External circumstances cannot be guarded against. But if I guard my own Heart and Mind, what other protection is needed? (Shantideva)
No doubt there will be calls for more regulation and, as called for by Frances Haugen the Facebook whistle-blower, for more transparency. Maybe it will happen, but given that emotionally triggering its audience also works to make Facebook money (and let’s not forget what works for one will work for all), and that these corporations have vast resources, for lobbying governments, at their disposal, I’m not too sure that I would trust my mental well-being to their hands.
So, what’s the alternative?
Rather than expecting the ‘world’ and its corporations to look after us, it puts the onus back on us to realise that we do have a powerful resource of our own - the Buddha’s teachings and practices.
The sutta on The Four Foundations of Mindful Awareness, found in the Pali Canon, instructs us to first develop a constant awareness and vigilance in our own bodies. Why? Because it is here that emotions manifest in a visceral way and we must learn to read the signs. We must learn to recognise the emotional energy that feeds into cognitions that defend and attack and karmically deepen our addictions to triggering fantasies. It is like the argument that we play on our inner video screen again and again, tying us into a cycle of emotions that can see ‘me’ alternately victor and loser with all the surrounding emotionality it evokes.

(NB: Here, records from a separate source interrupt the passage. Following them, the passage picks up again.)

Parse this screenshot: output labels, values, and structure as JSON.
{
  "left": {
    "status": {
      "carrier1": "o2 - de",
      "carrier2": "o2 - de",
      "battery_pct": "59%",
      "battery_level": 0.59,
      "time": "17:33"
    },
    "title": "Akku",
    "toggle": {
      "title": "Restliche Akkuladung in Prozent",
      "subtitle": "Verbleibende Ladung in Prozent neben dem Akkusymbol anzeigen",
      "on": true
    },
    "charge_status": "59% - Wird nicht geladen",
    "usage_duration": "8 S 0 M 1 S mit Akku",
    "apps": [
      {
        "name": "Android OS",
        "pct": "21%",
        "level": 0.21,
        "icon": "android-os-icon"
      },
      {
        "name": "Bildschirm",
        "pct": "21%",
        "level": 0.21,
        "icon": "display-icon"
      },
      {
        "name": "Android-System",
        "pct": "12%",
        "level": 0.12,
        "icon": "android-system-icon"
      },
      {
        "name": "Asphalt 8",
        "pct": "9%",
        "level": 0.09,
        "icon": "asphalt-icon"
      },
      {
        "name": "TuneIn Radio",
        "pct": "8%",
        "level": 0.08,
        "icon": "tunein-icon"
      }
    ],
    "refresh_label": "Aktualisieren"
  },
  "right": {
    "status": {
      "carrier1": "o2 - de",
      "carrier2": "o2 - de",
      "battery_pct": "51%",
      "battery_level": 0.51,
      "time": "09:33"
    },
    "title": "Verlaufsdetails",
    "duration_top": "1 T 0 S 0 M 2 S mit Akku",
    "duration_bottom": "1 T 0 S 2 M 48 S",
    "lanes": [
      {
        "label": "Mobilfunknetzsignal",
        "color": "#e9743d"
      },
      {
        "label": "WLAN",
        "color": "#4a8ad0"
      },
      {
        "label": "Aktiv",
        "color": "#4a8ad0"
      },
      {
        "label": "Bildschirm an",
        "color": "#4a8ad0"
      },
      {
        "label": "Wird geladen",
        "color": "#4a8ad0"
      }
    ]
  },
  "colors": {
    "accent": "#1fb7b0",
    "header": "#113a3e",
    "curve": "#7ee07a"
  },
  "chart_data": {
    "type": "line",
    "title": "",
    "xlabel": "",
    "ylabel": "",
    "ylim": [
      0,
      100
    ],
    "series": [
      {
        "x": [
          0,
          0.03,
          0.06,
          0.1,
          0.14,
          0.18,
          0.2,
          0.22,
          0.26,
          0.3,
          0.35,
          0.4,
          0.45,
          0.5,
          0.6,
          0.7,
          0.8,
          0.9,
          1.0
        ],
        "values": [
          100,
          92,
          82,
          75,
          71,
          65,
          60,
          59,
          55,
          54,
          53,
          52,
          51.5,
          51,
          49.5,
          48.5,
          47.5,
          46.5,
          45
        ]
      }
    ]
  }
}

It is like the rabbi who said to his students: “Inside me there are two wolves, one black and one white who are in a constant struggle.” One student asked: “In the end which one will win?” The rabbi replied: “Whichever one I feed.”
So, learning to recognise what is happening and then de-clutching, using a breath, a bow, rowing back from the stimulus. Taking time away from media and social media, opening to the world around us and re-connecting with it and recognising the light and dark in our own hearts too. Of course, there is the nagging feeling that ‘I’ am right and ‘This’ is right. And that if ‘I’ don’t do something then we all go to ‘hell in a handcart’. There are righteous causes, but a bull in a china shop does no good and if we become the monsters we seek to fight then we only increase the sum total of suffering in the end.
This is why putting the world to rights must begin with ourselves.
As the Buddha said - In this fathom long body, lies the world, the origin of the world (of suffering), the ending of the world and the way to the ending of the world.